If you want symbols, it's advisable to make a setup where none of the random symbols show (sand and boulders), because they won't be generated in the same places. Either that, or generate them only in one of the images (the cyan one), so there's nothing in the red channel to confuse it up.

Now you need to output as bitmap. There's a hack to make sure they align on line 439 of SketchPrint.java, where you'll need to hard-code the bounding box to something that will be the same for both the left and right images.

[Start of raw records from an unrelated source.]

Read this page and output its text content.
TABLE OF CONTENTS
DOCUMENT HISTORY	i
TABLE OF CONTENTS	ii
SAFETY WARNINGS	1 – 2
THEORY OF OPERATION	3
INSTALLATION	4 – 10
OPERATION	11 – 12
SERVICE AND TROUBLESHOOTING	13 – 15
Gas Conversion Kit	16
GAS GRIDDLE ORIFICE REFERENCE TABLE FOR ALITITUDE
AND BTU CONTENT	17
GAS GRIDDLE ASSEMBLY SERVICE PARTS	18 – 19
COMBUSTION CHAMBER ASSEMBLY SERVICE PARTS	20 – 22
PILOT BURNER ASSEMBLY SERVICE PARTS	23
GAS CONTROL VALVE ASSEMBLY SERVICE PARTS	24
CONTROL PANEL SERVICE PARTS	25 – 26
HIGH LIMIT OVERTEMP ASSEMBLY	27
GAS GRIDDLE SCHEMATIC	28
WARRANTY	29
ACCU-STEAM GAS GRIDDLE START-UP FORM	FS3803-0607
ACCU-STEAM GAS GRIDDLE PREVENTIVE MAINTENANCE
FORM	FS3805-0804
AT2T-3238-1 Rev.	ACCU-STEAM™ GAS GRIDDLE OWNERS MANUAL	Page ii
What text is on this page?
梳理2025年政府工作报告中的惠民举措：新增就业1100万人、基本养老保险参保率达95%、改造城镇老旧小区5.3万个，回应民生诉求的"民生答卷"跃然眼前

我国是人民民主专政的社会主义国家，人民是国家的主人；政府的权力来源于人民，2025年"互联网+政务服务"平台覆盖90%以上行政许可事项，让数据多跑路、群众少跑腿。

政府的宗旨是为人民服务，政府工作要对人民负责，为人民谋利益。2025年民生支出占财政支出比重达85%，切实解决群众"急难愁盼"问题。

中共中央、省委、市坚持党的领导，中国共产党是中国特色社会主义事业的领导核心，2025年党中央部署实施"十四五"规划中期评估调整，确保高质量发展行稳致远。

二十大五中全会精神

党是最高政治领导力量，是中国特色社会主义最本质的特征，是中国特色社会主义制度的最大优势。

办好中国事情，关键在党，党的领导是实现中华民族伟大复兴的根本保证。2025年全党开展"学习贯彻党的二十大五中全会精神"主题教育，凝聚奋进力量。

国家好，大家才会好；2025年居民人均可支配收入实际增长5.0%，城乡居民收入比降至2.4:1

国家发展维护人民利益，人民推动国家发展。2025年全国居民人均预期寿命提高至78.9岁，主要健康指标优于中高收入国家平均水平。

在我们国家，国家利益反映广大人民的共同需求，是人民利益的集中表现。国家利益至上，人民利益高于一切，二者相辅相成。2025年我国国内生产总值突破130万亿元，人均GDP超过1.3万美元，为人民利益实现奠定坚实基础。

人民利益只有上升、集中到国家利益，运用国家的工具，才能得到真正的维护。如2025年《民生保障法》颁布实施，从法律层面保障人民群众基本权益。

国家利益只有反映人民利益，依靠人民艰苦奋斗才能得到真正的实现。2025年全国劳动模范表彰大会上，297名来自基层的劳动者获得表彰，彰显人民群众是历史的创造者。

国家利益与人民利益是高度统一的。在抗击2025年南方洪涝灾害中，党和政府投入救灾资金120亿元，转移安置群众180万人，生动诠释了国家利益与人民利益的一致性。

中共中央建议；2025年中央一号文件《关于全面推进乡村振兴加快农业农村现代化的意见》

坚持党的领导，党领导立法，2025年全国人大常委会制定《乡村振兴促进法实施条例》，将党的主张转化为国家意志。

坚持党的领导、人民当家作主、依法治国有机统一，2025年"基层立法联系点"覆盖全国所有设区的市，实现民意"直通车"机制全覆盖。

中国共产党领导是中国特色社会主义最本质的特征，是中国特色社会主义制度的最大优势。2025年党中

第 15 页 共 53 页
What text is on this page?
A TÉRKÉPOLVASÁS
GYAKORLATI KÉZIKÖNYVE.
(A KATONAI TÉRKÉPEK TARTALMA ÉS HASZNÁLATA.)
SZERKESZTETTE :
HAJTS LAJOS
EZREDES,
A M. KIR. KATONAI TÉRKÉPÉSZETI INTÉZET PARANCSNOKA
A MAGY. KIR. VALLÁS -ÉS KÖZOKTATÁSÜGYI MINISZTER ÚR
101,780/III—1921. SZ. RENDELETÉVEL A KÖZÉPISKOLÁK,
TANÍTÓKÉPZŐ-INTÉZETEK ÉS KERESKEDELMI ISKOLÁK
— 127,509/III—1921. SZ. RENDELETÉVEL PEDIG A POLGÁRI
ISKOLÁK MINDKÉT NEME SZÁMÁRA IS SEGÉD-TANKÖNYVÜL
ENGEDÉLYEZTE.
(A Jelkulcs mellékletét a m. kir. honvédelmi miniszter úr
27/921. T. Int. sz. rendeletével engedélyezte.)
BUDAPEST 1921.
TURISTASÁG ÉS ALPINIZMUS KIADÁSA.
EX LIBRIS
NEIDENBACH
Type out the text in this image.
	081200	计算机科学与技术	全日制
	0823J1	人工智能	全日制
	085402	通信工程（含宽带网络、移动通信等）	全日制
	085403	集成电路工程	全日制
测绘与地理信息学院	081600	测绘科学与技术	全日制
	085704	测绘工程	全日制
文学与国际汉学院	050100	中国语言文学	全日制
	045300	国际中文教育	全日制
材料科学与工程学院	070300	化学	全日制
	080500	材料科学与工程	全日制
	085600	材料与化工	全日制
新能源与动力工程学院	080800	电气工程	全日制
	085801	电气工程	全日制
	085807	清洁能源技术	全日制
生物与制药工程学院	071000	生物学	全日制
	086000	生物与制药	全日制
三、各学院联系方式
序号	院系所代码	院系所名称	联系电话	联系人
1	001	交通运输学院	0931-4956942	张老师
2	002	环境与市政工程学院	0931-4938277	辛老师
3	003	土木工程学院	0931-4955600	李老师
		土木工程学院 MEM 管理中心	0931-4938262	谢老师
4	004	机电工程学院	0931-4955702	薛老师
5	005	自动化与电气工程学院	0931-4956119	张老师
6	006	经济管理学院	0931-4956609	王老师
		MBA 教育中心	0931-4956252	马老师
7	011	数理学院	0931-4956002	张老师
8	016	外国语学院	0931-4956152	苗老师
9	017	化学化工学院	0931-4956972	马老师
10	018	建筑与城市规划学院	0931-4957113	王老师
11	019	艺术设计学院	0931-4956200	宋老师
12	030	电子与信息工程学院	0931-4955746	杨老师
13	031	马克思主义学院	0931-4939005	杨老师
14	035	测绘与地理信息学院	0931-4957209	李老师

boundrect = new Rectangle2D.Float(-2221, -3776, 3921, 7571); 

You might not want anti-aliasing on.

Once you've made the left and right images (the other using a centreline on a new empty sketch that goes 10m left and 90m up), you can use the anaglyphcombine.py script in pythonbits to combine the channels

You might need to make a set of colours where the translucency is turned off (using the areamaskcolour, or setting the alpha channel on all the areas to ff, otherwise it's too much information for the brain to stick together. Also, colours need to be tuned to fit with the glasses, with a roughly similar balance in the red as in the green and blue channels, so that the spectrum of area colours for each eye is in the same order (the brightness relationship of each pair of areas is the same).

With very complicated caves, you have to give your brain time to work it out. Move your head side to side to help it along, and then it should click.